The man blinked at him as though surprised.

— When? Señor Hernandez, didn't you know? We pride ourselves on offering same-day service. With so many clients from out of town, we really have to, don't you think?

With that the attendant summoned a tiny Asiatic nurse with glasses so thick they rendered her eyes the size of avocado stones. The woman led the cantina owner down the hall, entering what was clearly a former hotel suite, a surgical cot in place of an actual bed. She instructed the cantina owner to lie down, lower his trousers to his knees, and pull his shirt up to the middle of his chest. Carlos relinquished the last shreds of his dignity, and when he next looked at the nurse, she was bearing a syringe. The cantina owner stiffened with fear, then felt a prick just above his pelvic bone.
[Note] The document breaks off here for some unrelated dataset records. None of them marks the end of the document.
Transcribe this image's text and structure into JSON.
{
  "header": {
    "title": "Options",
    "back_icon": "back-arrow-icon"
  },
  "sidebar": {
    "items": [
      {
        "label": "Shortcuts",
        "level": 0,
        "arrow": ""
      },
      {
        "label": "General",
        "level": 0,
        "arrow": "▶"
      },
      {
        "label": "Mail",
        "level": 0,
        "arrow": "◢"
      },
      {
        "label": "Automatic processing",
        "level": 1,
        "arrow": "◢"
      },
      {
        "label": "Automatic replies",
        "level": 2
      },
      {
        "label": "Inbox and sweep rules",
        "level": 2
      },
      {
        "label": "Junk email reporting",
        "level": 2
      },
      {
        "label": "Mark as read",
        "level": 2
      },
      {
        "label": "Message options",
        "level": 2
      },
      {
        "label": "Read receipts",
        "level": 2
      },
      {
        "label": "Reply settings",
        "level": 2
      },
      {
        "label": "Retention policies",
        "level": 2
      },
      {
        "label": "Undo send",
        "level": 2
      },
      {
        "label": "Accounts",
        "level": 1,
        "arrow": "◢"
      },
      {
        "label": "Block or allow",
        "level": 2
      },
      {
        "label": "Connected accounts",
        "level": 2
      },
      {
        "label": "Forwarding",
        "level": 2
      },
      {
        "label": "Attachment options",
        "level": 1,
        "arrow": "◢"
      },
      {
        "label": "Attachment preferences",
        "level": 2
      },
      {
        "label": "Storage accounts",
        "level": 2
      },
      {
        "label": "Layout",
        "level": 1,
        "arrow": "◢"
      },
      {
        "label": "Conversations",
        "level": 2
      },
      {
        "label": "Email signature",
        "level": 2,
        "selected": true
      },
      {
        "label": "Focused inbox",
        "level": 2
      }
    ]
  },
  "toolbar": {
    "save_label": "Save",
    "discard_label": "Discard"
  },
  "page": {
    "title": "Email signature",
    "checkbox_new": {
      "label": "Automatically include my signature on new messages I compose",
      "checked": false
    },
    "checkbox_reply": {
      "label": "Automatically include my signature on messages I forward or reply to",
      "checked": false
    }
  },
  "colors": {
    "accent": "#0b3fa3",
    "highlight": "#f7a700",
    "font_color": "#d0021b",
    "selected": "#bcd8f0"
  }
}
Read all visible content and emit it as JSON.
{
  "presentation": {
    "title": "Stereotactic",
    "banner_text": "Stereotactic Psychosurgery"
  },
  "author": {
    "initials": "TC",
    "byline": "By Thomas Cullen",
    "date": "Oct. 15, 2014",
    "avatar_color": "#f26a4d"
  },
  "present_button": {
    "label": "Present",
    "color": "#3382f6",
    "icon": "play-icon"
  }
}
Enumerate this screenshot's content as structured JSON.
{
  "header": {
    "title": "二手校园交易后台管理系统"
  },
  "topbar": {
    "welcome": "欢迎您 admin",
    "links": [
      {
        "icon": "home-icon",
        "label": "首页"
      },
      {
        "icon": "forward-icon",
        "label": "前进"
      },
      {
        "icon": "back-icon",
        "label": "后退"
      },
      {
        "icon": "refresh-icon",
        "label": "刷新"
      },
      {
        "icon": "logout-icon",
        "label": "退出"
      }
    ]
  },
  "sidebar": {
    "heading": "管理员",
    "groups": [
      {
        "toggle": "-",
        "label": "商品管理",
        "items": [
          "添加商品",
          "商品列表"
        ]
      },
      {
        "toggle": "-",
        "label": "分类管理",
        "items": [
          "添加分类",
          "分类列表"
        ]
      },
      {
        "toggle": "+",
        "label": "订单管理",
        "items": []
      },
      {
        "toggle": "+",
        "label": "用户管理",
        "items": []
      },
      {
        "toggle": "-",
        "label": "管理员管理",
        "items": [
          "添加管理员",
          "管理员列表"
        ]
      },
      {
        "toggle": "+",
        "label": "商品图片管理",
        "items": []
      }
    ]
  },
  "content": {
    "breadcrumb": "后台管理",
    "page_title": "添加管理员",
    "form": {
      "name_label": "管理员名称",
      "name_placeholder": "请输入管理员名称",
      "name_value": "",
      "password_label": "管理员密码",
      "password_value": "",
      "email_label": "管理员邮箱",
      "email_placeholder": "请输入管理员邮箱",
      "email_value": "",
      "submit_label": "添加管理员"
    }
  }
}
— There you go, said the nurse. — Now you just wait here.

Again the cantina owner obliged, his genital region turning so numb that, after ten minutes or so, he could no longer feel it; it was as though the terrain existing between his upper thighs and navel had disappeared. As he waited, he looked around the room, a decision he immediately regretted. The wallpaper was peeling, the light fixture attached to the ceiling
directly above him was filled with dead flies, and the carpet had been mended in spots with electrical tape. He closed his eyes and shuddered, and was about to call off the whole operation when Dr. Brinkley himself came bursting into the room, his eyes shining behind his tortoiseshell frames.

— So it's true! he exclaimed in Spanish. — One of the nurses mentioned that one of Corazón's own was here for treatment, and I just had to come and see for myself. It's Señor Hernandez, is it?

— Sí, Francisco said, his face blooming into a grateful smile.

— Well, in that case, welcome! You are officially the first person of Mexican residence to have my world-famous Compound Operation. Not only am I going to do the procedure myself, I'll knock ten percent off the bill. In fact, you can tell your compadres over the border that the offer is open to any resident of Corazón de la Fuente. It's the least I can do for that town of yours. In fact, lately I've been thinking of doing something nice for your whole village, some sort of civic event … It must have been a real inconvenience, putting up with all that construction. All in good time, of course.